​FOI Ref: FOI/2022/3545

You asked

Please provide information on all COVID-19 deaths since March 2020 relating to COVID-19 only.

We said

Thank you for your enquiry.

Doctors are required by law to certify the cause of death 'to the best of their knowledge and belief'. That means they use their medical expertise to decide the cause based on symptoms, physical examination, hospital records, laboratory tests, and all the other information available. If death is certified by a coroner, the Coroner's Court follows legal rules of evidence when deciding the causes of death. No-one has the power to tell a doctor or coroner to reach a particular decision about the cause of death. There are long-standing guidelines and processes which have to be followed, and some changes have been made to these to allow for the circumstances of the pandemic -- but there is no change to the legal and professional obligation to record the cause of death accurately.

You can read the government guidelines for doctors on completing a medical certificate of cause of death (MCCD).

When a person dies, in most cases a doctor writes a medical certificate of cause of death (MCCD) which is then recorded in the death registration (at a local authority registration office).
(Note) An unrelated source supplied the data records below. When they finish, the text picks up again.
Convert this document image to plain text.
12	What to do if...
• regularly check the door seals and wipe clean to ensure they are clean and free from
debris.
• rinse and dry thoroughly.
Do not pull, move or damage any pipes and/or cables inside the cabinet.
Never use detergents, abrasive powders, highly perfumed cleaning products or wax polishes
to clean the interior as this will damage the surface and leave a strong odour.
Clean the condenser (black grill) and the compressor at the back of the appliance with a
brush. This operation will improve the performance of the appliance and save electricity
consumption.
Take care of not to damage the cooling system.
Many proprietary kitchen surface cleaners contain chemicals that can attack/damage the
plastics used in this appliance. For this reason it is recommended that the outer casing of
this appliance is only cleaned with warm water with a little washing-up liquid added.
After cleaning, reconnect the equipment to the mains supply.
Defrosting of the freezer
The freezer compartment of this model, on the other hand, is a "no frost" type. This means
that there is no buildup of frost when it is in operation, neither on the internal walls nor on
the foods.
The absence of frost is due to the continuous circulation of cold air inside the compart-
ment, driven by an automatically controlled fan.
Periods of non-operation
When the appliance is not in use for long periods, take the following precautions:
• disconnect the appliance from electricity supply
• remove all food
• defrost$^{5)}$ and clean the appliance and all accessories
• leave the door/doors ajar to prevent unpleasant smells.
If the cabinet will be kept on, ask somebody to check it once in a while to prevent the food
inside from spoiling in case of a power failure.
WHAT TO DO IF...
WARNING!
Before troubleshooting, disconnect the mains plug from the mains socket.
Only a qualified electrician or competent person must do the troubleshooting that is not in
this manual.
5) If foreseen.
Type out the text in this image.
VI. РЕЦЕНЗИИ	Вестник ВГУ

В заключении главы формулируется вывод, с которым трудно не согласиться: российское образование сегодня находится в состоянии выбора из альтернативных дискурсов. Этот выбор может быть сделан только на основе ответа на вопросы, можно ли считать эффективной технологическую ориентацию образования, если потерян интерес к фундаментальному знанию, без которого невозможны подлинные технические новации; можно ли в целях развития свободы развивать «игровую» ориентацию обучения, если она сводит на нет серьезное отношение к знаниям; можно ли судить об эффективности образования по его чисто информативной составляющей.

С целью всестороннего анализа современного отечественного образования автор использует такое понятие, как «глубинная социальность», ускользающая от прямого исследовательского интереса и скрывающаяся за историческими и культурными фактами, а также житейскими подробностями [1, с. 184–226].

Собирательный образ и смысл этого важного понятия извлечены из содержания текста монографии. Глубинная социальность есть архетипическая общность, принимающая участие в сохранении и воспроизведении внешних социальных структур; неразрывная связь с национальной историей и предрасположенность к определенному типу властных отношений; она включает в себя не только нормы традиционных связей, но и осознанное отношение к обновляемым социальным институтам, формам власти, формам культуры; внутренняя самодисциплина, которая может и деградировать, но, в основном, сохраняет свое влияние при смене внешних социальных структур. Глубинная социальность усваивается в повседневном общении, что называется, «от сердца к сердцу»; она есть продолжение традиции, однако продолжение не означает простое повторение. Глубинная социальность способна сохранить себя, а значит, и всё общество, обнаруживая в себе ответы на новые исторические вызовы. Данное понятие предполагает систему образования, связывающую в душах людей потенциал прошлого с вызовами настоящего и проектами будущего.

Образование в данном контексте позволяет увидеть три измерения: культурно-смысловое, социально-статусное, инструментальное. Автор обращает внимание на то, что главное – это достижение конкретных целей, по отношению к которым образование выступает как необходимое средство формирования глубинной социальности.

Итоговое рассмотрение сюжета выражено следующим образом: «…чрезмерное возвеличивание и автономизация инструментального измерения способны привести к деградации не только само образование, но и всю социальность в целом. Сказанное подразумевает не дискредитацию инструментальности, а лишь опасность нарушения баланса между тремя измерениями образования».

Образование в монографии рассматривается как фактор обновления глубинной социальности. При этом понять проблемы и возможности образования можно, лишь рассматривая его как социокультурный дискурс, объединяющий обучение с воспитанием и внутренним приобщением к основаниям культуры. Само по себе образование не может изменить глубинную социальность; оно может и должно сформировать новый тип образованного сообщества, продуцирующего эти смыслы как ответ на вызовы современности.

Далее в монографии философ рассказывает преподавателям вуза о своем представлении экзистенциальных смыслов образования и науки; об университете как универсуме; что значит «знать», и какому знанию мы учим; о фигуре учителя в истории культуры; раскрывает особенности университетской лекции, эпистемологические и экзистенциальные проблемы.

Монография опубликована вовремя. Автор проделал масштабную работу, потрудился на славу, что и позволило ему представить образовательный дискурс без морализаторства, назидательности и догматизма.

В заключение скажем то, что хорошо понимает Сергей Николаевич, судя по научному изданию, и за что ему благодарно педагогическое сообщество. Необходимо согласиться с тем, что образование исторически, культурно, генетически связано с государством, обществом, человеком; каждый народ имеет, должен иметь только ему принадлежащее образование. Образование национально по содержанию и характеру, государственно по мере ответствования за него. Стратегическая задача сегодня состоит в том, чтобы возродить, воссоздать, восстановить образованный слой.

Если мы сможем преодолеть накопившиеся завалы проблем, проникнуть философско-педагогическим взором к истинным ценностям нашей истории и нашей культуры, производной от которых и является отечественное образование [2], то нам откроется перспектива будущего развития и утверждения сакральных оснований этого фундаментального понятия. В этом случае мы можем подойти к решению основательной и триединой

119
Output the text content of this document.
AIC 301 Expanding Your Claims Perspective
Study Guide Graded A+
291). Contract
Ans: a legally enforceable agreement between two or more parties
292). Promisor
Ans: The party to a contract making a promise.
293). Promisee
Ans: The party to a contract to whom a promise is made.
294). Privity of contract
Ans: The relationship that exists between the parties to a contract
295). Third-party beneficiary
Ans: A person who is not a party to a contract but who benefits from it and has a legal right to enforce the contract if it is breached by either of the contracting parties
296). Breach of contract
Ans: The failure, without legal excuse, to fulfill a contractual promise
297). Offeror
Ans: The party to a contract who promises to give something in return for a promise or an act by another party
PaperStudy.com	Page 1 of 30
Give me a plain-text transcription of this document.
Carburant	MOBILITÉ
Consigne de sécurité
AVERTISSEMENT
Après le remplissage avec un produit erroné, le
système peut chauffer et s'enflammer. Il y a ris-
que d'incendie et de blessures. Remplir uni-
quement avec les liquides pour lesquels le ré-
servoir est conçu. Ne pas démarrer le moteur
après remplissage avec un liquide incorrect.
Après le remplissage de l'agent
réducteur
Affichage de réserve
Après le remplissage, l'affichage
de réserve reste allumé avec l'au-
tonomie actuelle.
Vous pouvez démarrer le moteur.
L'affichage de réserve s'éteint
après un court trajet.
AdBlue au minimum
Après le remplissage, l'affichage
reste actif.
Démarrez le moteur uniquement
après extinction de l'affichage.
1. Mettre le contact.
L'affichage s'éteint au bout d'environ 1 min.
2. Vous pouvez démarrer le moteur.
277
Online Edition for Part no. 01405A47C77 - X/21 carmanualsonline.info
The details are printed out as the official 'death certificate' for the next of kin. The same information is sent electronically from the registration office to ONS for us to produce statistics about causes of death. For some deaths, such as when the death was due to an accident or violence, there is a coroner's inquest to establish the facts and the coroner then decides the cause of death and sends their findings to the local registrar.  

You can read in detail about the process of counting deaths and producing mortality statistics in the ONS User guide to mortality statistics.

Our data as described here are different from the figures on COVID-19 deaths published on the government's COVID-19 dashboard which shows 'deaths within 28 days of a positive test'. You can read a blog by Professor John Newton of Public Health England about the complexities of counting COVID-19 deaths and the different methods used.

Our mortality data comes from the information collected at death registration. All the conditions mentioned on the death certificate are coded using the International Classification of Diseases, Tenth Revision (ICD-10). From all of these causes an underlying cause of death is selected using ICD-10 coding rules.

The underlying cause of death is defined by WHO as:

a) the disease or injury that initiated the train of events directly leading to death, or\ b) the circumstances of the accident or violence that produced the fatal injury

The ICD-10 cause codes for COVID-19 are U07.1 and U07.2.

For 2020 data, we hold finalised analysis of COVID-19 deaths in the following publication: Deaths due to COVID-19, registered in England and Wales: 2020

We also publish COVID-19 deaths in our Deaths Registered Weekly in England and Wales and Monthly Mortality Analysis publications. This data includes deaths by place of occurrence including hospitals.

2021 data is still provisional and therefore subject to change. This is to allow the inclusion of late registration deaths which have typically been referred to a coroner for further investigation. Finalised 2021 mortality data will be published in July 2022 as part of our Deaths Registered in England and Wales series.

Headline UK data on COVID-19 deaths is available as part of our Weekly Deaths publication. If you require for further information on Scottish or Northern Irish COVID-19 deaths, National Records Scotland (NRS) and Northern Ireland Statistics and Research Agency (NISRA) are responsible for statistics pertaining to Scotland and Northern Ireland. They can be contacted at foi@nrscotland.gov.uk and info@nisra.gov.uk respectively.

Further information on the description of changes to death certificate and registration under the Coronavirus 2020 Act and the impact it has had on the quality of death registration data is available in our Quality of mortality data during the coronavirus pandemic, England and Wales publication.